Go borrows key concepts from Erlang
Erlang Inside - Chad DePue - November 16, 2009The Go language, getting a lot of attention because it was recently open sourced by Google, seems to be a sort of programmers’ Rorschach test in that everyone calls it a replacement for C++/Python/Erlang/Your Language Here… My sense is it wouldn’t be getting that much attention if it were released apart from Google. But thinking about Go for the past few days made me realize that the most important part about Go is actually its “Erlang-ness”. Everything else it provides is nice if you’re a C++ developer doing systems programming already, but not critical. But the goroutine/channel piece is the part that actually differentiates the language as something worth investigating that you can’t easily work around with the existing toolset.

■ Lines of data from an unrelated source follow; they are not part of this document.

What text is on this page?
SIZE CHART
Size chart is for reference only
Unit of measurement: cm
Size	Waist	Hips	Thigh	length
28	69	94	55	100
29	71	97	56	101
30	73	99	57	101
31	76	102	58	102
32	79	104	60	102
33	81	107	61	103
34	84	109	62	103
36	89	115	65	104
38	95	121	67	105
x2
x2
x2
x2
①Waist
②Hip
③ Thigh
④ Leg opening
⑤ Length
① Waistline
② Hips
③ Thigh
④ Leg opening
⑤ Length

Would it replace Erlang for many applications? Probably not, because though the coroutines will be powerful in certain systems, Go is not a platform like Erlang, with all the benefits of hot swappable code, supervisor processes,hibernating processes, etc… To a non-developer I would describe Go as containing some of the building blocks that make Erlang a great language and platform, but ultimately Go is targeting lower-level systems development. That type of coding wouldn’t be a good fit for Erlang anyway.

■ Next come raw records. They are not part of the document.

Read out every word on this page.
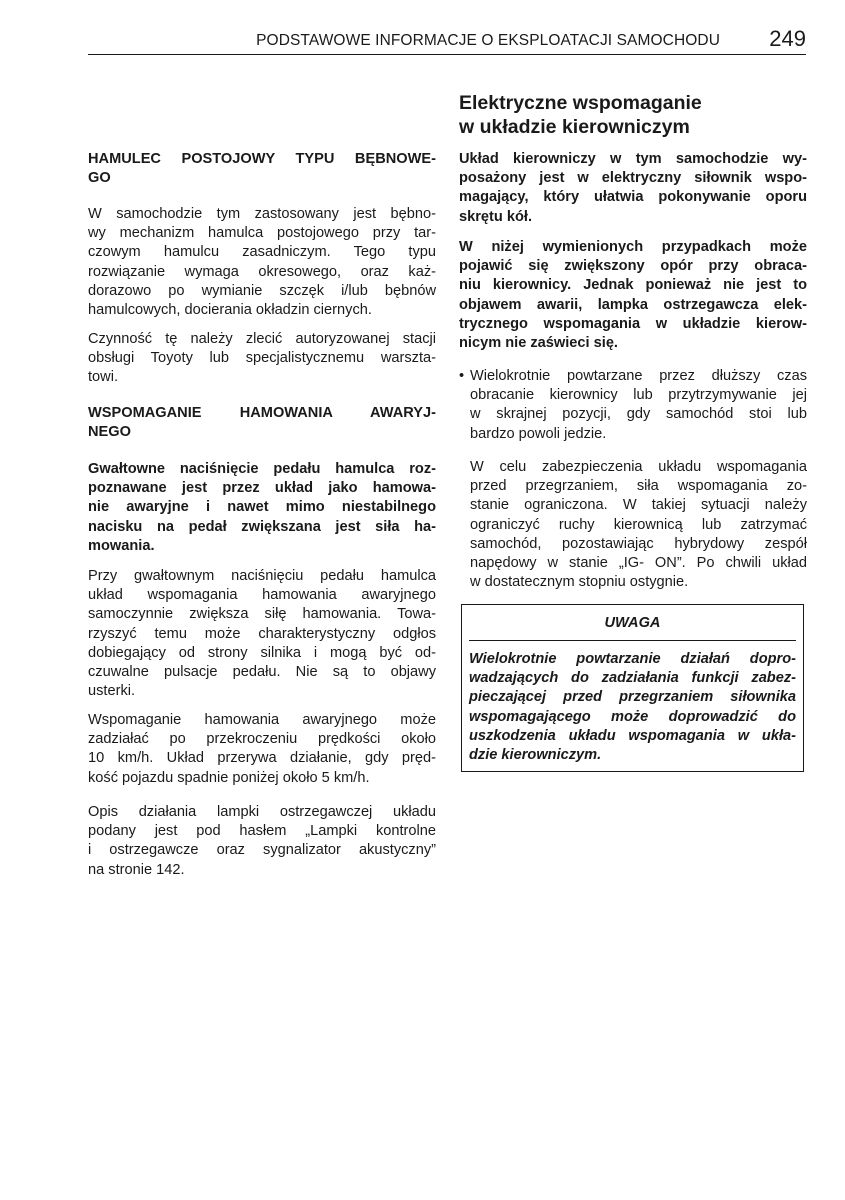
PODSTAWOWE INFORMACJE O EKSPLOATACJI SAMOCHODU 249
HAMULEC POSTOJOWY TYPU BĘBNOWE-
GO
W samochodzie tym zastosowany jest bębno-
wy mechanizm hamulca postojowego przy tar-
czowym hamulcu zasadniczym. Tego typu
rozwiązanie wymaga okresowego, oraz każ-
dorazowo po wymianie szczęk i/lub bębnów
hamulcowych, docierania okładzin ciernych.
Czynność tę należy zlecić autoryzowanej stacji
obsługi Toyoty lub specjalistycznemu warszta-
towi.
WSPOMAGANIE HAMOWANIA AWARYJ-
NEGO
Gwałtowne naciśnięcie pedału hamulca roz-
poznawane jest przez układ jako hamowa-
nie awaryjne i nawet mimo niestabilnego
nacisku na pedał zwiększana jest siła ha-
mowania.
Przy gwałtownym naciśnięciu pedału hamulca
układ wspomagania hamowania awaryjnego
samoczynnie zwiększa siłę hamowania. Towa-
rzyszyć temu może charakterystyczny odgłos
dobiegający od strony silnika i mogą być od-
czuwalne pulsacje pedału. Nie są to objawy
usterki.
Wspomaganie hamowania awaryjnego może
zadziałać po przekroczeniu prędkości około
10 km/h. Układ przerywa działanie, gdy pręd-
kość pojazdu spadnie poniżej około 5 km/h.
Opis działania lampki ostrzegawczej układu
podany jest pod hasłem „Lampki kontrolne
i ostrzegawcze oraz sygnalizator akustyczny”
na stronie 142.
Elektryczne wspomaganie
w układzie kierowniczym
Układ kierowniczy w tym samochodzie wy-
posażony jest w elektryczny siłownik wspo-
magający, który ułatwia pokonywanie oporu
skrętu kół.
W niżej wymienionych przypadkach może
pojawić się zwiększony opór przy obraca-
niu kierownicy. Jednak ponieważ nie jest to
objawem awarii, lampka ostrzegawcza elek-
trycznego wspomagania w układzie kierow-
nicym nie zaświeci się.
• Wielokrotnie powtarzane przez dłuższy czas
obracanie kierownicy lub przytrzymywanie jej
w skrajnej pozycji, gdy samochód stoi lub
bardzo powoli jedzie.
W celu zabezpieczenia układu wspomagania
przed przegrzaniem, siła wspomagania zo-
stanie ograniczona. W takiej sytuacji należy
ograniczyć ruchy kierownicą lub zatrzymać
samochód, pozostawiając hybrydowy zespół
napędowy w stanie „IG- ON”. Po chwili układ
w dostatecznym stopniu ostygnie.
UWAGA
Wielokrotnie powtarzanie działań dopro-
wadzających do zadziałania funkcji zabez-
pieczającej przed przegrzaniem siłownika
wspomagającego może doprowadzić do
uszkodzenia układu wspomagania w ukła-
dzie kierowniczym.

So where would they overlap? Probably most likely the two languages would be in applications that are not too OS-level but not too application-centric where OTP or hot-swapping code, multi-machine communication, etc would be requirements. The most obvious example would be web infrastructure. Would Go be a good fit for writing a web server vs Yaws or Mochiweb? Probably. Would I want to use Go to write my own cross-node communication that i get for free with Erlang? Probably not.
So I’m realizing that Go provides a service to the Erlang community in that it validates the fundamentals of the Erlang platform. Goroutines are equivalent to Erlang processes:
Why goroutines instead of threads?
Goroutines are part of making concurrency easy to use. The idea, which has been around for a while, is to multiplex independently executing functions—coroutines, really—onto a set of threads. When a coroutine blocks, such as by calling a blocking system call, the run-time automatically moves other coroutines on the same operating system thread to a different, runnable thread so they won’t be blocked. The programmer sees none of this, which is the point. The result, which we call goroutines, can be very cheap: unless they spend a lot of time in long-running system calls, they cost little more than the memory for the stack.
And Channels to Erlang messages: ( see slide 28 from this deck)… very cool stuff and further evidence of the slow but inexorable march toward mainstream multi-core programming.